Cambodian children, Ankor area.


Fire-thrower on the beach on Ko Tao, Thailand.


A monk on Baphuon temple, Ankor Thom, Cambodia


Motorcycles in Siem Reap, Cambodia


Painting umbrellas at the Sunday market, Chiang Mai, Thailand


Security guard at the top of Ankor Wat temple, Cambodia.


A tuk-tuk driver having a nap in Ankor area, Cambodia.


Street bartending at Bophut Fisherman Village night market, Ko Samui, Thailand.


Two tuk-tuk drivers taking a break, Chiang Mai, Thailand.


On the beach on Bamboo Island, near Ko Phi Phi Don, Thailand (and yes, that is me).  Credit for this photo goes to my wonderful traveling companion, BMT.

Seven hundred and two

Back from my month in Thailand, Cambodia and Australia!

I can hear the wet snow hit the window and my socks are still slightly damp from the tiny leak in my winter boots that caused the ankle-high slush outside to seep in.  It’s quite the difference from the sweltering heat I was in last week, but I’m still glad to be home, snow and all.  Not that I didn’t have an amazing time, but four weeks away from my man and my own bed was a long time.

There’s always something about coming home that is comforting.  As much as I love the excitement of traveling, learning about different cultures, and changing hotel rooms every few days (well, maybe not the latter as much), home and routine is just as wonderful.  When my boyfriend came to pick me up at the airport, after the airline lost my luggage on my connection in Tokyo and I’d flown eighteen hours having hardly slept, the comfort of having his arms around me made it all better.  I’ve been back since Sunday afternoon and I’ve been back to work, got all my laundry done, have caught up on a few emails and phone calls, and snuggled a lot with my bf, all with a little jet lag butt-kicking haze.  Nothing exciting, but just perfect, especially with this crazy storm going on.


Of course I have so many stories and inspirations I’ve returned with.  Although very touristy, Thailand and Cambodia were beautiful, the food was fantastic, the people were lovely (once we got past the “please give us money or spend money here” dance).  We traveled from Bangkok to Phuket to Ko Phi Phi Don, back to Phuket, then on to Ko Samui, Ko Phangan and Ko Tao, up north to Chiang Mai, south to Siem Reap, and back to Bangkok.  I finished off my trip with a week visiting friends in Melbourne, Australia, where I used to live.

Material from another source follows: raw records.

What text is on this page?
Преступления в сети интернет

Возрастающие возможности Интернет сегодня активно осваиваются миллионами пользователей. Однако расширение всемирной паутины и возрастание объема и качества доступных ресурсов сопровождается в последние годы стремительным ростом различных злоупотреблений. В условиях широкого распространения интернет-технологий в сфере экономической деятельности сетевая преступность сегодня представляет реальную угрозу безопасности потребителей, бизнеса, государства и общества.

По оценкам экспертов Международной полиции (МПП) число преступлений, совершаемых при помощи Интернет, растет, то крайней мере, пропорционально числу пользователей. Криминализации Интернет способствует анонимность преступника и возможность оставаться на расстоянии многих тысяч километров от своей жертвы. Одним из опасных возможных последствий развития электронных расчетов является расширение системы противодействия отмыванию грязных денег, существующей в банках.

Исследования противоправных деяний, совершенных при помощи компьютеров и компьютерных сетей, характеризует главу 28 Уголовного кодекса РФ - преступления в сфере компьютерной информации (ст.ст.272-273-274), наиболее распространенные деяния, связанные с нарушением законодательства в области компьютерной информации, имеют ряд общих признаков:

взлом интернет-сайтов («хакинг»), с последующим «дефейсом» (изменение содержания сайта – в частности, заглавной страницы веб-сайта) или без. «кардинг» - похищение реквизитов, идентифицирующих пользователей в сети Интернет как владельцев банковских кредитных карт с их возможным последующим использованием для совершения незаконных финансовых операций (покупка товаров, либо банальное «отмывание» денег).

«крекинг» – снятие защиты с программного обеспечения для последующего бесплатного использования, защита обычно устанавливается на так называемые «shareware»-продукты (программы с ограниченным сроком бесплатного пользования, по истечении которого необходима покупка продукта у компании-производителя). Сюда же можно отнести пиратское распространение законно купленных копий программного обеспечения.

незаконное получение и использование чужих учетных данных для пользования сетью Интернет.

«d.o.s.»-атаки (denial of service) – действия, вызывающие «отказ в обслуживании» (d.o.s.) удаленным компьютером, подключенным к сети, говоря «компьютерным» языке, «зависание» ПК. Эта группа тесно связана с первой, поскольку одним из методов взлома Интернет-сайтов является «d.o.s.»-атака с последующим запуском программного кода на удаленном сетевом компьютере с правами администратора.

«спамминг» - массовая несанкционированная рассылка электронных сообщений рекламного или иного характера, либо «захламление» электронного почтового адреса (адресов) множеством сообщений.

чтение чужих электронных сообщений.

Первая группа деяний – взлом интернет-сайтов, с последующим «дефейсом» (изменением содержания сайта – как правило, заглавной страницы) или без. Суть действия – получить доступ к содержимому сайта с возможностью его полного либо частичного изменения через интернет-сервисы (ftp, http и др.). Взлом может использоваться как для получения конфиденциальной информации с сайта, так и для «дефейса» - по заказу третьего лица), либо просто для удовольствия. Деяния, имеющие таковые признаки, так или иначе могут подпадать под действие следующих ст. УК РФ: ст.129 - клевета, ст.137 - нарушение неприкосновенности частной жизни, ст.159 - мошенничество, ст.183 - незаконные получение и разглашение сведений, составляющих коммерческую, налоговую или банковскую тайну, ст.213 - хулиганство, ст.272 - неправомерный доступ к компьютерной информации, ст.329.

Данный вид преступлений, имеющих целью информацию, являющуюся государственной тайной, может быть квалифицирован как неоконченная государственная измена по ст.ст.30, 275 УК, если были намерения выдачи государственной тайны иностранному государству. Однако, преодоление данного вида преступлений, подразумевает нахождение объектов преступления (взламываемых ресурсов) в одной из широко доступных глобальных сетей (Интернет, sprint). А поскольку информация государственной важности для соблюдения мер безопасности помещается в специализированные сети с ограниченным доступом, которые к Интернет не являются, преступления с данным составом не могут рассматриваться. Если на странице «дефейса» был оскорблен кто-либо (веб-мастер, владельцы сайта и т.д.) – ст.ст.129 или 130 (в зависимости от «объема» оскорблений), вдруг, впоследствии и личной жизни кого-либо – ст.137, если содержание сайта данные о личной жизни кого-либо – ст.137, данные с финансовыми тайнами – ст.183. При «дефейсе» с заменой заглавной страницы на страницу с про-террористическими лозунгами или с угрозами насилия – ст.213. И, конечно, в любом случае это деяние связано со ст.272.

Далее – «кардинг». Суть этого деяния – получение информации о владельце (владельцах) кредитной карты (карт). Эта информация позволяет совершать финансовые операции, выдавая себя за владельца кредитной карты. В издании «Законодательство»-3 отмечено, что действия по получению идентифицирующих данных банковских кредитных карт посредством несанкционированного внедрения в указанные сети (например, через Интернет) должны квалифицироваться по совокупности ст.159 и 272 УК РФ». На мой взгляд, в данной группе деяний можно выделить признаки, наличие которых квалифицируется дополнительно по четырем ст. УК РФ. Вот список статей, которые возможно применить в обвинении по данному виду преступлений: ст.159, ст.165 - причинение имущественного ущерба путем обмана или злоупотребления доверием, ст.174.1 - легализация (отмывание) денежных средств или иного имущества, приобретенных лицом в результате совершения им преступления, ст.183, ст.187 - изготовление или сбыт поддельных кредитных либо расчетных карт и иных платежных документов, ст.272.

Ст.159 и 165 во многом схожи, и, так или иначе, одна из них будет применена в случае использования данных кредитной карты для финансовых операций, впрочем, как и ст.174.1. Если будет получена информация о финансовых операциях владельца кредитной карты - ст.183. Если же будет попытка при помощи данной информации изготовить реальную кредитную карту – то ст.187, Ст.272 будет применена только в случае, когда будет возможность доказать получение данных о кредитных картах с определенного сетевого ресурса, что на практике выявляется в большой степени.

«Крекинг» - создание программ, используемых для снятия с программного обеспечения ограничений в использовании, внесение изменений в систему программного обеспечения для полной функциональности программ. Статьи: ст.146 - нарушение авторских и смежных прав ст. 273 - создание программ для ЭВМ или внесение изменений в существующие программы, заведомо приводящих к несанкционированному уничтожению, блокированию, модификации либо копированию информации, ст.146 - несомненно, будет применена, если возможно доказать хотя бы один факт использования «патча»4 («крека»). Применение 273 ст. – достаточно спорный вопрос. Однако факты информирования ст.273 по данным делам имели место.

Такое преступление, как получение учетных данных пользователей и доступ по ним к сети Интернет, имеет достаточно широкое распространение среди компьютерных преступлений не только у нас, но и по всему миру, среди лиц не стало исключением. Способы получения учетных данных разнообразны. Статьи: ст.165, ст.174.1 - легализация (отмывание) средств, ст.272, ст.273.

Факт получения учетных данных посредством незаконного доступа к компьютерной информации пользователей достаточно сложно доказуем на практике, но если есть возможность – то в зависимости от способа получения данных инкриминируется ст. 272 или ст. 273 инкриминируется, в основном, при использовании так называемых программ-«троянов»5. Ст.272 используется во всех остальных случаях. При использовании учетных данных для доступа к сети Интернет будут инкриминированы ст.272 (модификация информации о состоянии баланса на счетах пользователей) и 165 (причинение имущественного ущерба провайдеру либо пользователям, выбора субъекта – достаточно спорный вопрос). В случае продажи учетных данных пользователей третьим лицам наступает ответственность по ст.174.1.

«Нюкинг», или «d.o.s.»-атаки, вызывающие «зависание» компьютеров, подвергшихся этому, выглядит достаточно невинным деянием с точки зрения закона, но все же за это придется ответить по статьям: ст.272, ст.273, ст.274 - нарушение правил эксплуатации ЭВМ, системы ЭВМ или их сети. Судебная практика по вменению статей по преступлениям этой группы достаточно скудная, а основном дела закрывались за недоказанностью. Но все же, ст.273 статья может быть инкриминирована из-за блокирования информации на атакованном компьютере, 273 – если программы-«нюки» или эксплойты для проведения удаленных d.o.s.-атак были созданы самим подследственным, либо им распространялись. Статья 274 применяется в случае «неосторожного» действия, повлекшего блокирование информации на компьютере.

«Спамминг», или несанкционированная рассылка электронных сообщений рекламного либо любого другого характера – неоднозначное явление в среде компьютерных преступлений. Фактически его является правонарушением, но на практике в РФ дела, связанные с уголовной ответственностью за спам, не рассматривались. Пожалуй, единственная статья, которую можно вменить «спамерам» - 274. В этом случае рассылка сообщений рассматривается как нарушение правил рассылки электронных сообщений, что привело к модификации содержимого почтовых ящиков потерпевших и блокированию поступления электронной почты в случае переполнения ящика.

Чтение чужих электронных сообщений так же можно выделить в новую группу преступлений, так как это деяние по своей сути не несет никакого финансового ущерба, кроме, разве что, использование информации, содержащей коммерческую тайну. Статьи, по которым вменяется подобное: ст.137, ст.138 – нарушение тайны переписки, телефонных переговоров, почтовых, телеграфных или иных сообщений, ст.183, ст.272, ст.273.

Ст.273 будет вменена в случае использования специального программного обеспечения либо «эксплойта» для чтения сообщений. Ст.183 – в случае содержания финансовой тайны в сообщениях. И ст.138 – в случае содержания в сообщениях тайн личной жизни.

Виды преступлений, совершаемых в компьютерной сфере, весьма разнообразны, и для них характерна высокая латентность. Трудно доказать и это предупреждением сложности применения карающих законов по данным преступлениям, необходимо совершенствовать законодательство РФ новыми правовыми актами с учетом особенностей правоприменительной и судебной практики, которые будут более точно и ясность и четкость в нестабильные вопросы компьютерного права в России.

We fed and bathed elephants, had fish bite the dead skin off our feet (which I found incredibly ticklish), learned to cook Thai food, ate rice out of a pineapple and drank watermelon “fruit smoothies”, had the best massages ever, played a crazy shoe game with Cambodian kids, snorkeled with sharks and fish surrounding us, rode a longtail boat a few times, relaxed on the beach, went on 5 ferries, 15 flights and countless tuk tuks and cabs.  We saw breathtaking temple ruins in Angkor Wat, ornate Buddhist temples throughout Thailand, and the majestic Grand Palace in Bangkok.  We learned lots about the history and culture and met some fascinating people.  And at the end I got to spend time with old friends that brightened my day.  I am so fortunate that I had this opportunity and am grateful for every moment I had.  It was a trip I will never forget.


I took quite a few photos, but haven’t had the chance to sort them all out.  On this post are a few from our first couple of days.  I will post more soon.  Photos don’t really do it justice, though.  It was beautiful!